As nicely-filmed as the movie is, I'm not sure what a newly-recruited human child would make of this story, in which an unwitting Selkie is essentially taken hostage by the man who calls himself her husband.  She misses home every day until she finally escapes, abandoning her children in the process, and is never seen again by human eyes.  The descendants have no idea who or what she was or, by extension, who or what THEY are.  Then the local Seals TAKE A HOSTAGE OF THEIR OWN, if you can believe THAT.  A little girl named Fiona and her cousin take matters in hand, setting things to rights.  If you call that setting things to rights -- Fiona's immediate family is still stranded in the city on the mainland, not knowing why they were born.
 
I know -- it's crazy!
 
CLIFFIE'S NOTES ON THE TRUTH OF THE MATTER: 
 
>> No recruit, and nobody who is part human and part something else, is ever, ever, ever stranded on dry land not knowing what he or she is or what he or she is doing there. 
 
>> We do marry some of our recruits.  We are never taken hostage.  In the book, the Selkie comes home to Ron Mor voluntarily and simply stays there, living as a human -- just like thousands of dry-land operatives do to this day.  (For another literary example, try Michael McDowell's Blackwater series.)  This nonsense about getting control of a Selkie by trickery is just the usual stuff -- humans always have to think everything is their idea and under their control.
 
>> We do occasionally KILL and EAT a human.
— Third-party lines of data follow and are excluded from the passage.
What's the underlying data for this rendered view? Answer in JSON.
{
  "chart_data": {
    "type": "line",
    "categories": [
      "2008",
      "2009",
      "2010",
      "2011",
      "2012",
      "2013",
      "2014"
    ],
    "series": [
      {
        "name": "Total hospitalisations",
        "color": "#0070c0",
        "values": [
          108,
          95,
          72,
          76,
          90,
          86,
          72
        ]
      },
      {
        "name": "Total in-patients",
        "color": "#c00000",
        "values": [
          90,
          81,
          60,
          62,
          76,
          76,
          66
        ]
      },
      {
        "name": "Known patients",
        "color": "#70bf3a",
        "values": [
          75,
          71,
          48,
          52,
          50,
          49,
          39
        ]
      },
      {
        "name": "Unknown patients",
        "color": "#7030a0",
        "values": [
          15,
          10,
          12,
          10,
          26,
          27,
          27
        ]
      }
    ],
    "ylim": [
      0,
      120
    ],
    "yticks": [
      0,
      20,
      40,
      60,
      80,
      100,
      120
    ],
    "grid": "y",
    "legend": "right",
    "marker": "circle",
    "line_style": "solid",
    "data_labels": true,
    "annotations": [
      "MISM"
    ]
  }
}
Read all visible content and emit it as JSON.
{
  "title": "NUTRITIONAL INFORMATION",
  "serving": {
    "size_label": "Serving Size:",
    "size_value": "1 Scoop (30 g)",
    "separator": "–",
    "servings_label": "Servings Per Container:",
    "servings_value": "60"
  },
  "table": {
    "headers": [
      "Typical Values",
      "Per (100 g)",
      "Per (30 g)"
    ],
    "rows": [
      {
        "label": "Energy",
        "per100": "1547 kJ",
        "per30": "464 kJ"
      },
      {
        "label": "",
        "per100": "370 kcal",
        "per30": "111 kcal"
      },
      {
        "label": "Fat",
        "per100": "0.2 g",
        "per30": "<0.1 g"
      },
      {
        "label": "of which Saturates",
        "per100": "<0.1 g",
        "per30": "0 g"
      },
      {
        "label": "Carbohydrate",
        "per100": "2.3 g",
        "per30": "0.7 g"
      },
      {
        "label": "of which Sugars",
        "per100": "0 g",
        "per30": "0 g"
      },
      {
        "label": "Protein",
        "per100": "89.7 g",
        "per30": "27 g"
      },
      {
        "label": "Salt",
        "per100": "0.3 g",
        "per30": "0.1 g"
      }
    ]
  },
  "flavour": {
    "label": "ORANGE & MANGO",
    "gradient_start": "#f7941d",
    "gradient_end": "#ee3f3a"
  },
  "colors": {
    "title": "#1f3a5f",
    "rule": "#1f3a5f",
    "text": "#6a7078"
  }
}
We do NOT take hostages.  If Jamie had been taken by the Seals, he would never have come back, period dot.  In the book, he left on his own and came back with the full cooperation and consent of the aquatic side of the family.
 
>> Our operatives enter the sea because the time is right for them to do so.  They are not escaping oppressive marriages.  Bad marriages result in the offender being KILLED, and EATEN.
 
>> We do not abandon our children.  Not every fish's life cycle is the same, and not all parents care for their children the way humans are forced to with their backward, blank-brained offspring who need to be taught every single thing before they can function, but we do not abandon our children.
 
>> If a problem came up, it would NOT be fixed by humans who do not know about our Cause.  Sheesh.
 
>> If a part-Selkie family were living on an island, the plan would be to populate more islands or simply enter the sea.  They would NEVER move to the big city -- in the process making the recruiting process much more difficult and dangerous for everyone involved.  They might certainly do what Fiona's father did in the movie, bring a wife home from dry land. 
 
I think our operatives will probably enjoy both versions of the story, but only one of them gives an accurate picture of WHAT WE ARE ABOUT.  Read the kids the book early on, and when they're old enough, let them make up their own minds about the movie.